There are only 2 basic types of cells, primitive prokaryotes and the more
complex eukaryotes.
Prokaryotic cells (Pro=before, karyon = nucleus) are evolutionarily
ancient. They were here first and for billions of years were the only form of
life. Today most life is prokaryotic, and these cells are supremely successful.
All bacteria and bacteria-like Archaea are prokaryotic organisms.
Eukaryotes (Eu=true, karyon= nucleus) can be single celled or multicellular organisms. Eukaryotic cells are more complex, having evolved from a
prokaryote-like predecessor. Most of the living things that we are typically
familiar with are composed of eukaryotic cells: animals, plants, fungi and
protists.
Prokaryotic cells:
much smaller

no membrane-bound nucleuses other membrane-bound organelles.

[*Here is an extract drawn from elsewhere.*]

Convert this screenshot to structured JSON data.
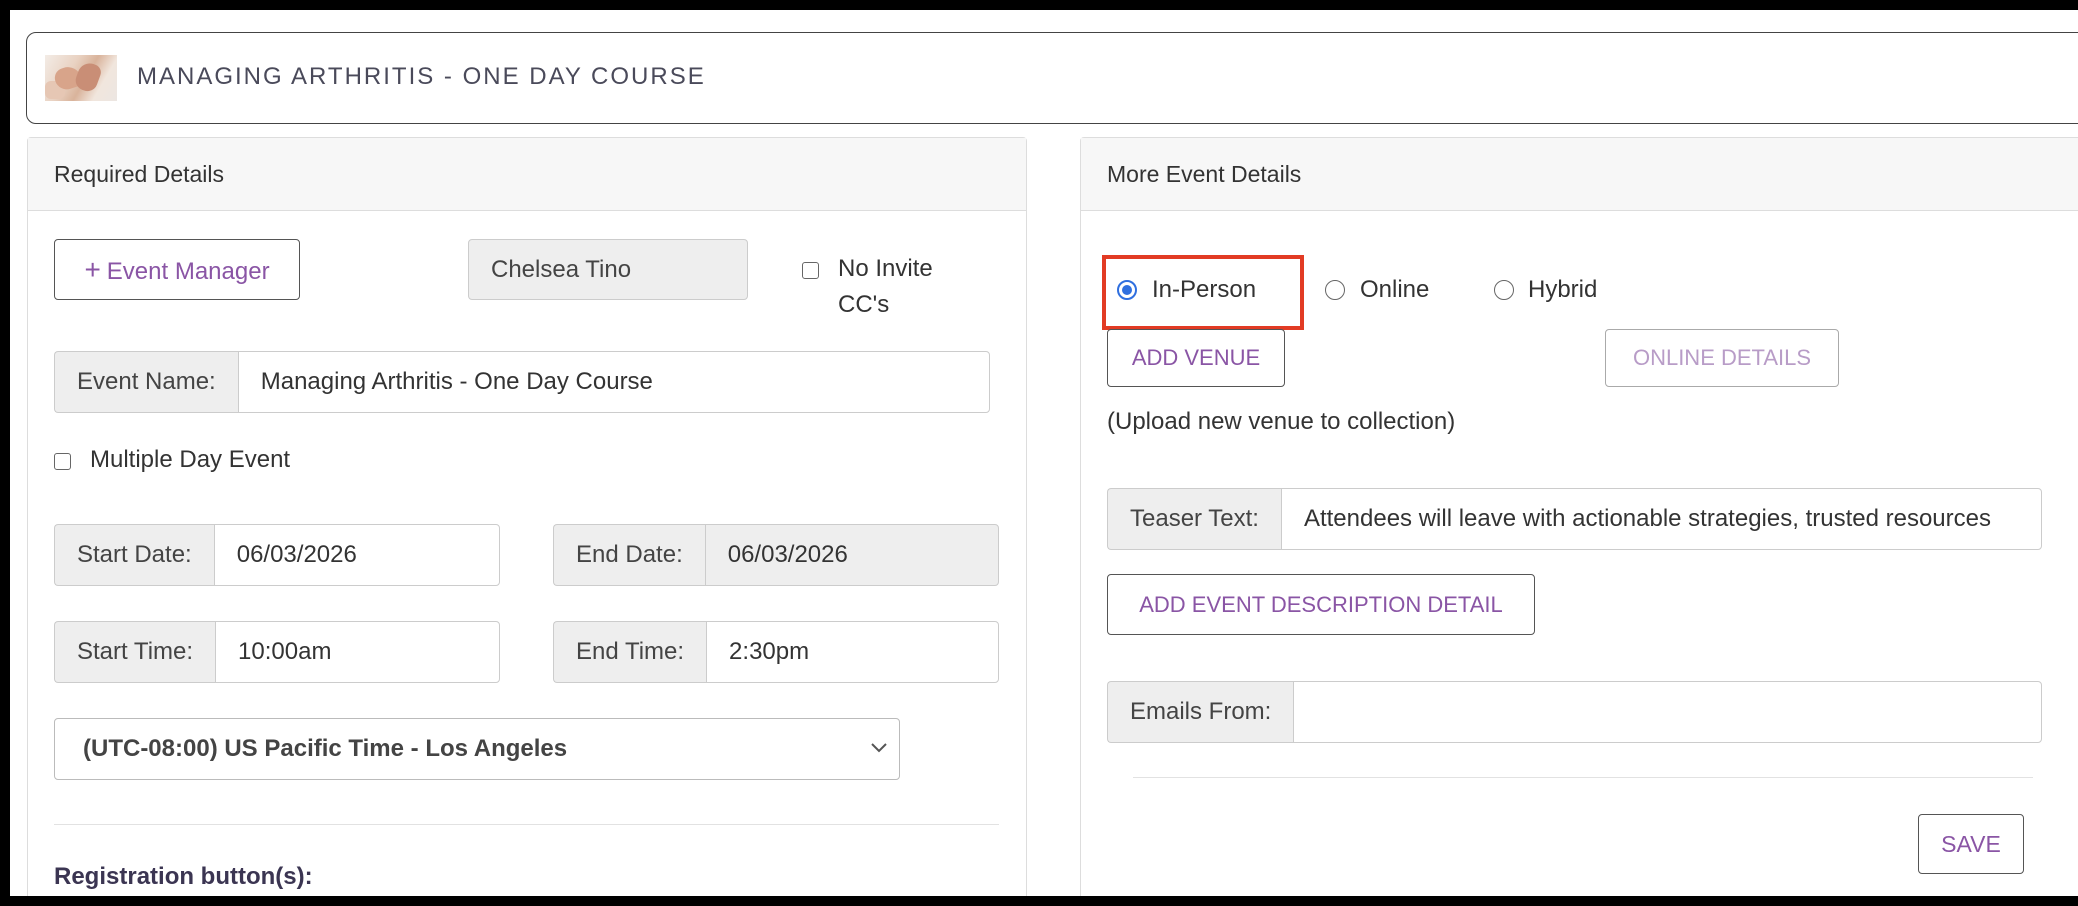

The only


membrane is the plasma membrane.

the genetic material is naked within the cytoplasm

ribosomes are the only type of organelle

Eukaryotic cells
The main structure:
a double membrane-bound nucleus separates the genetic material from the
rest of the cell.
an endomembrane system composed of different membrane-bound
organelles that transport materials around the cell: the rough and smooth
endoplasmic reticulum, Golgi apparatus and vesicles.
energy producing organelles: mitochondria and chloroplasts, involved in
metabolism and energy conversion.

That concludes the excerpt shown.